Chitral-Tajikistan Road Plan
Saturday 17 September 2011
GILGIT (The Dardistan Times) – The legislative Assembly of Gilgit-Baltistan of Pakistan (GBLA) has passed a resolution that demands that the Tajikistan-Pakistan connecting road must be constructed through Ghizar District of Gilgit-Baltistan.
The resolution submitted by Nawaz Khan Naji – a GBLA member from Ghizar – was passed by the house unanimously. Members of the GBLA maintained that the two countries should revisit their decision of surface connectivity through Chitral and stick with their initial plan which was to route the road from Ishkoman of Ghizar to Ishkashim of Tajikistan.
Recently the two countries have agreed to go with the Chitral- Ishkashim surface connectivity plan that they deem appropriate, feasible, safe and economical. On September 09, 2011 Dr. Arbab Alamgir, minister of Communications visited Tajikistan and met with the Prime Minister of Tajikistan, Mr. Oqil Oqilov and the Foreign minister of Tajikistan, Mr. Hamrakhon Zarifi. During the visit, the road connectivity remained a hot topic.
Ishkoman is a high mountain valley in the Hindukush and Karakorum mountains, in the northwest region of Gilgit in the Gilgit-Baltistan of Pakistan. Ishkoman is connected to the Yasin Valley and Chipursan (in Gojal Hunza) valley by a high mountain pass.
The ownership of Ishkoman has changed hands several times over the time. It has been under the rule of the Mehtar of Chitral, the Maharaja of Kashmir, or the Raja of Punyal at different times in the past. Although sparsely populated, Ishkoman was important because it leads to a high mountain pass, to Yarkhun in Chitral, and then to Broghol Pass, the Wakhan Corridor of Afghanistan, and into Tajikistan. During British rule, the government was concerned that Ishkoman could have formed an invasion route from Czarist Russia into India.
The primary language of Ishkoman area is the Khowar language. Wakhi, Burushaski and Shina languages are also spoken. With the arrival of Tajik’s from neighbouring Tajikistan, a sizeable number of the population speaks Tajik as well.

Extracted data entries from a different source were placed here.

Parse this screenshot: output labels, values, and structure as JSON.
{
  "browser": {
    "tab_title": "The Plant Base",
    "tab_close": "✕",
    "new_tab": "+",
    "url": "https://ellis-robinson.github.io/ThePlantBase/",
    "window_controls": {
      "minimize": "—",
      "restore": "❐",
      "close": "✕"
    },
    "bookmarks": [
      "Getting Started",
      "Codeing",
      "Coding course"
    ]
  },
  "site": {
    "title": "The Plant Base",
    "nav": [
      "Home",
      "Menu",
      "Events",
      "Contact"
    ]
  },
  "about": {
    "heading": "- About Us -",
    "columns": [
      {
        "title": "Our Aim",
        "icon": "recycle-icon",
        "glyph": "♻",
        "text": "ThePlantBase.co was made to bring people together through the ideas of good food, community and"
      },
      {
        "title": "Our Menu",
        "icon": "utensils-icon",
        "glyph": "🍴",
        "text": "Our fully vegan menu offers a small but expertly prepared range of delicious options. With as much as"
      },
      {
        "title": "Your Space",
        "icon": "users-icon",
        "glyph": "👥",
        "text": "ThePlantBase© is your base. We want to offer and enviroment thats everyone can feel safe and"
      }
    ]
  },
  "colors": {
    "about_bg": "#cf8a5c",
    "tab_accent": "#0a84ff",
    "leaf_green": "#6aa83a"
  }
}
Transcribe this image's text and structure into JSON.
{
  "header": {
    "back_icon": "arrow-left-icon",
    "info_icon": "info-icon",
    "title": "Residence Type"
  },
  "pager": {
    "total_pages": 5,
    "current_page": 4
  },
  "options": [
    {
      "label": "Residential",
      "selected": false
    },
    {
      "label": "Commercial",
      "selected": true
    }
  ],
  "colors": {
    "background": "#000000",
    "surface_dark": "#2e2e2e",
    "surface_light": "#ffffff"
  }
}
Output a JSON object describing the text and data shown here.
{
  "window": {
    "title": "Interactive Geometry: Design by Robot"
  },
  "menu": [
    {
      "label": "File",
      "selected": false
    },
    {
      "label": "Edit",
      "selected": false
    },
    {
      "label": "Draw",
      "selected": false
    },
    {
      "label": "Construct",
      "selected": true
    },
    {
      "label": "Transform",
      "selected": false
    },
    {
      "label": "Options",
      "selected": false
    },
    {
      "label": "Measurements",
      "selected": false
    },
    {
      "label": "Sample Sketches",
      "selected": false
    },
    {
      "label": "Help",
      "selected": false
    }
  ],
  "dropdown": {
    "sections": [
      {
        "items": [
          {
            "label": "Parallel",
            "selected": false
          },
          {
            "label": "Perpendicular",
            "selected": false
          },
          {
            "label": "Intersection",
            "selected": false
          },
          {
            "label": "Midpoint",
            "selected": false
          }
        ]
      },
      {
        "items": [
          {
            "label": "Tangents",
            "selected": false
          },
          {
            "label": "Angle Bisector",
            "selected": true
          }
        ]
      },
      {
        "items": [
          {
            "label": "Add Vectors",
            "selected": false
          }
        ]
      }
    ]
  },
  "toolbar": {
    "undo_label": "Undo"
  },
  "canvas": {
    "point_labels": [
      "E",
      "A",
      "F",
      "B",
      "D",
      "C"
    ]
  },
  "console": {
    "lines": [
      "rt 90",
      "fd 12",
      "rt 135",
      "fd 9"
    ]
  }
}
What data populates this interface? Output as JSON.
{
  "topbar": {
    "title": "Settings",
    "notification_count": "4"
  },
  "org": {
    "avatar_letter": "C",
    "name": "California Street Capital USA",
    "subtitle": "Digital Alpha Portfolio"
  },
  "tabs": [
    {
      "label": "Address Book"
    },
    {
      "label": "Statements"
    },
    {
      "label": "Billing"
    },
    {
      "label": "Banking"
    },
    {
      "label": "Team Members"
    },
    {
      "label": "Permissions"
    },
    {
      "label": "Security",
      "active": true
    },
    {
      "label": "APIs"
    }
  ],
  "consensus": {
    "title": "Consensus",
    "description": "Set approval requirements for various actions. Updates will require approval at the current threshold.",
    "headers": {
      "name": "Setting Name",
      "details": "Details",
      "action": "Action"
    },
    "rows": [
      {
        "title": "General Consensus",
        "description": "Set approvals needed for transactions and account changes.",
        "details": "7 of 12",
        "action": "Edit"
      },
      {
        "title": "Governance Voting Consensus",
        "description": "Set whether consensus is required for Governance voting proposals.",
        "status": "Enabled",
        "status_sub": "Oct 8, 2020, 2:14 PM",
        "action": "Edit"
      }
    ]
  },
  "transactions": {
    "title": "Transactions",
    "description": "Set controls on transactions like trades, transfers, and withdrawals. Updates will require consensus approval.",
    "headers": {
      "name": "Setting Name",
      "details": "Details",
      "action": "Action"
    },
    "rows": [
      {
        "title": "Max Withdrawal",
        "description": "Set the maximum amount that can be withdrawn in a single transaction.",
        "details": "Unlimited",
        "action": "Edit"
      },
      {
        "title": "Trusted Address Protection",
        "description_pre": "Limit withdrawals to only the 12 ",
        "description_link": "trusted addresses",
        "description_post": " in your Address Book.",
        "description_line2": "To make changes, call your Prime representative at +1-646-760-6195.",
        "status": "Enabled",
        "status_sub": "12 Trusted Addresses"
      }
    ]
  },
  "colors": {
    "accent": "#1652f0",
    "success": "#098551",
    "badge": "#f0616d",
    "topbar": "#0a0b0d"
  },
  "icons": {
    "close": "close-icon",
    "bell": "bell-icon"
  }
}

Prior to 1978, Gilgit-Baltistan was cut off from Pakistan and rest of the world due to the harsh terrain and the lack of accessible roads. All of the roads to the south opened towards the Pakistani-controlled state of Azad Jammu and Kashmir (AKJ) and to the southeast towards the present-day Indian-controlled state of Jammu and Kashmir. During the summer, people could walk across the mountain passes to travel to Rawalpindi. The fastest way to travel, however, was by air, but air travel was accessible only to a few privileged local people and to Pakistani military and civilian officials. Then, with the assistance of the Chinese government, Pakistan began the construction of the Karakoram Highway (KKH), which was completed in 1978. The Karakoram Highway (KKH) connects Islamabad to Gilgit and Skardu, which are the two major hubs for mountaineering expeditions in Gilgit-Baltistan. The journey from Rawalpindi/Islamabad to Gilgit takes approximately 20 to 24 hours. Landslides on the Karakoram Highway are very common. The KKH connects Gilgit to Tashkurgan and Kashgar in China via Sust (the customs and health inspection post on the Northern Areas side) and the Khunjerab Pass, the highest paved international border crossing in the world at 4,693 metres.